Grant user to reboot

Is there a way to allow a non root user to reboot the system? We try to reboot from our program with C++:

#include <sys/reboot.h>
reboot(RB_AUTOBOOT);

Works with root as running user, but not with a custom created user. Also, we cannot reboot from the command line with our custom created user ("-sh: reboot: command not found"), but the command definitely exists and works as expected, when called by root.

We already tried adding our user to the groups “shutdown” and “wheel”.

Any ideas? I’m pretty sure, I just missed some rights…

Hi

According to the man page you must be the superuser for the libc call to reboot to succed.
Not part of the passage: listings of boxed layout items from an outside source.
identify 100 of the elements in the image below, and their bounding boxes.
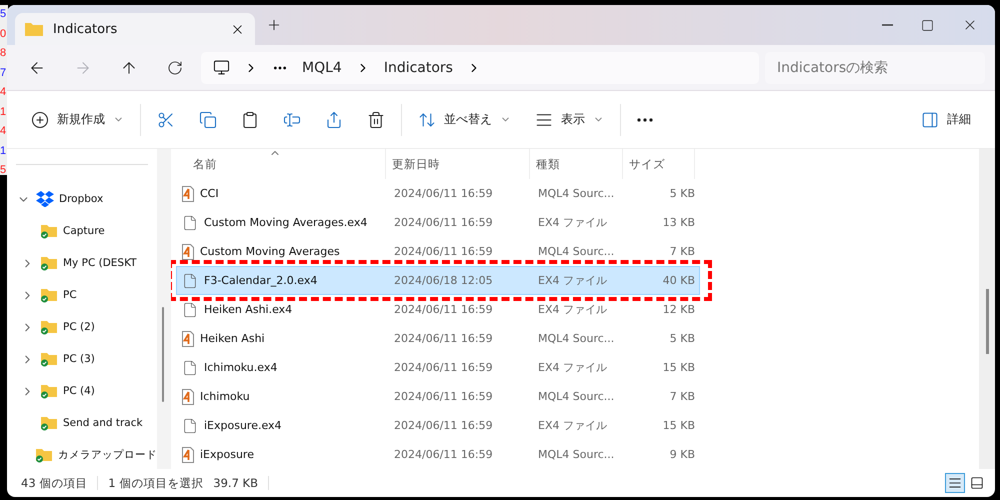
file-type: EX4 ファイル	[537, 302, 608, 317]
axis-label: 5	[0, 7, 8, 22]
file-icon	[182, 360, 198, 376]
file-icon	[182, 214, 198, 230]
minimize-icon	[882, 24, 893, 26]
folder-synced-icon	[40, 319, 58, 335]
file-row[interactable]: iExposure.ex4 2024/06/11 16:59 EX4 ファイル 15 KB	[176, 411, 700, 440]
copy-icon	[199, 110, 217, 128]
sidebar-item[interactable]: Capture	[7, 215, 157, 247]
modified-date: 2024/06/11 16:59	[393, 390, 494, 403]
file-size: 7 KB	[668, 245, 696, 258]
file-icon	[182, 302, 198, 318]
folder-synced-icon	[40, 351, 58, 367]
file-type: MQL4 Sourc...	[537, 187, 616, 200]
mql4-file-icon	[182, 244, 194, 260]
maximize-icon	[921, 18, 934, 32]
file-row[interactable]: Custom Moving Averages 2024/06/11 16:59 MQL4 Sourc... 7 KB	[176, 237, 700, 266]
new-icon	[31, 110, 49, 128]
details-button[interactable]: 詳細	[909, 102, 983, 138]
file-row[interactable]: iExposure 2024/06/11 16:59 MQL4 Sourc... 9 KB	[176, 440, 700, 469]
modified-date: 2024/06/11 16:59	[393, 332, 494, 345]
file-name: Heiken Ashi	[200, 332, 265, 345]
sidebar-item[interactable]: PC (3)	[7, 343, 157, 375]
file-row[interactable]: Heiken Ashi 2024/06/11 16:59 MQL4 Sourc... 5 KB	[176, 324, 700, 353]
search-field[interactable]: Indicatorsの検索	[765, 52, 985, 84]
sort-button[interactable]: 並べ替え	[406, 102, 523, 138]
file-name: Ichimoku	[200, 390, 250, 403]
selection-size: 39.7 KB	[213, 476, 258, 490]
file-row[interactable]: Ichimoku.ex4 2024/06/11 16:59 EX4 ファイル 15 KB	[176, 353, 700, 382]
sidebar-item[interactable]: カメラアップロード	[7, 439, 157, 469]
file-name: F3-Calendar_2.0.ex4	[204, 274, 318, 287]
axis-label: 5	[0, 163, 8, 178]
file-size: 13 KB	[662, 216, 696, 229]
axis-label: 4	[0, 85, 8, 100]
file-row[interactable]: CCI 2024/06/11 16:59 MQL4 Sourc... 5 KB	[176, 179, 700, 208]
modified-date: 2024/06/11 16:59	[393, 361, 494, 374]
file-size: 15 KB	[662, 361, 696, 374]
file-size: 5 KB	[668, 187, 696, 200]
list-icon	[948, 476, 962, 490]
modified-date: 2024/06/11 16:59	[393, 245, 494, 258]
file-row[interactable]: Custom Moving Averages.ex4 2024/06/11 16:59 EX4 ファイル 13 KB	[176, 208, 700, 237]
folder-synced-icon	[35, 447, 53, 463]
mql4-file-icon	[182, 186, 194, 202]
file-name: Custom Moving Averages.ex4	[204, 216, 368, 229]
window-tab[interactable]: Indicators	[15, 13, 255, 45]
folder-synced-icon	[40, 223, 58, 239]
file-row[interactable]: Ichimoku 2024/06/11 16:59 MQL4 Sourc... 7 KB	[176, 382, 700, 411]
trash-icon	[367, 110, 385, 128]
file-size: 7 KB	[668, 390, 696, 403]
new-button[interactable]: 新規作成	[19, 102, 136, 138]
panel-icon	[970, 476, 984, 490]
breadcrumb[interactable]: Indicators	[384, 60, 453, 76]
file-icon	[182, 418, 198, 434]
mql4-file-icon	[182, 330, 194, 346]
sidebar-item[interactable]: My PC (DESKT	[7, 247, 157, 279]
mql4-file-icon	[182, 388, 194, 404]
breadcrumb[interactable]: MQL4	[302, 60, 342, 76]
column-header[interactable]: 名前	[173, 149, 386, 179]
column-header[interactable]: 種類	[530, 149, 623, 179]
file-row[interactable]: Heiken Ashi.ex4 2024/06/11 16:59 EX4 ファイル 12 KB	[176, 295, 700, 324]
file-type: MQL4 Sourc...	[537, 448, 616, 461]
sidebar-item[interactable]: PC	[7, 279, 157, 311]
axis-label: 1	[0, 104, 8, 120]
file-icon	[182, 272, 198, 288]
modified-date: 2024/06/11 16:59	[393, 303, 494, 316]
details-view-button[interactable]	[945, 473, 965, 493]
file-size: 15 KB	[662, 419, 696, 432]
file-size: 9 KB	[668, 448, 696, 461]
modified-date: 2024/06/18 12:05	[393, 274, 494, 287]
address-bar[interactable]: MQL4 Indicators	[201, 52, 759, 84]
folder-icon	[25, 22, 43, 36]
file-type: MQL4 Sourc...	[537, 245, 616, 258]
view-button[interactable]: 表示	[523, 102, 616, 138]
column-header[interactable]: 更新日時	[386, 149, 530, 179]
dropbox-icon	[36, 191, 54, 207]
plus-icon	[266, 17, 282, 33]
scroll-thumb[interactable]	[162, 307, 164, 402]
file-name: Ichimoku.ex4	[204, 361, 278, 374]
more-icon	[637, 118, 653, 122]
modified-date: 2024/06/11 16:59	[393, 187, 494, 200]
file-type: EX4 ファイル	[537, 273, 608, 288]
modified-date: 2024/06/11 16:59	[393, 448, 494, 461]
mql4-file-icon	[182, 446, 194, 462]
sidebar-item[interactable]: PC (4)	[7, 375, 157, 407]
scroll-thumb[interactable]	[986, 289, 989, 354]
sidebar-item[interactable]: Dropbox	[7, 183, 157, 215]
cut-icon	[157, 110, 175, 128]
file-size: 5 KB	[668, 332, 696, 345]
file-row[interactable]: F3-Calendar_2.0.ex4 2024/06/18 12:05 EX4 ファイル 40 KB	[176, 266, 700, 295]
axis-label: 1	[0, 144, 8, 158]
axis-label: 7	[0, 66, 8, 80]
column-header[interactable]: サイズ	[623, 149, 695, 179]
sort-icon	[418, 110, 436, 128]
file-name: CCI	[200, 187, 219, 200]
share-icon	[325, 110, 343, 128]
sidebar-item[interactable]: Send and track	[7, 407, 157, 439]
selection-count: 1 個の項目を選択	[108, 476, 204, 490]
modified-date: 2024/06/11 16:59	[393, 419, 494, 432]
file-type: MQL4 Sourc...	[537, 332, 616, 345]
sidebar-item[interactable]: PC (2)	[7, 311, 157, 343]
The reboot commandline tool is on our image stored in /sbin/reboot and thus likely not in the path of your user. Maybe there are other hurdles

On our systemd based image reboot is a symlink to the sytemctl binary from systemd which is provides the power services on a systemd system.

Max

Thank you for your fast response!

I definitely should lern to read in greater detail - I was already on the man page, must have overlooked it…

Traditionally rebooting required super user, however, nowadays the kernel can split privileges much more fine grained through capabilities(7). Capabilities are per process, your process needs CAP_SYS_BOOT to do a reboot syscall.

Now how to get to this capability is a bit more involved, I think traditionally you need to execute the process via root to have all capabilities and than drop the capabilities you don’t need. Luckily systemd has built in capabilities support. If you start your process using systemd you can use CapabilityBoundingSet to give your process the CAP_SYS_BOOT capability (see systemd.exec help page).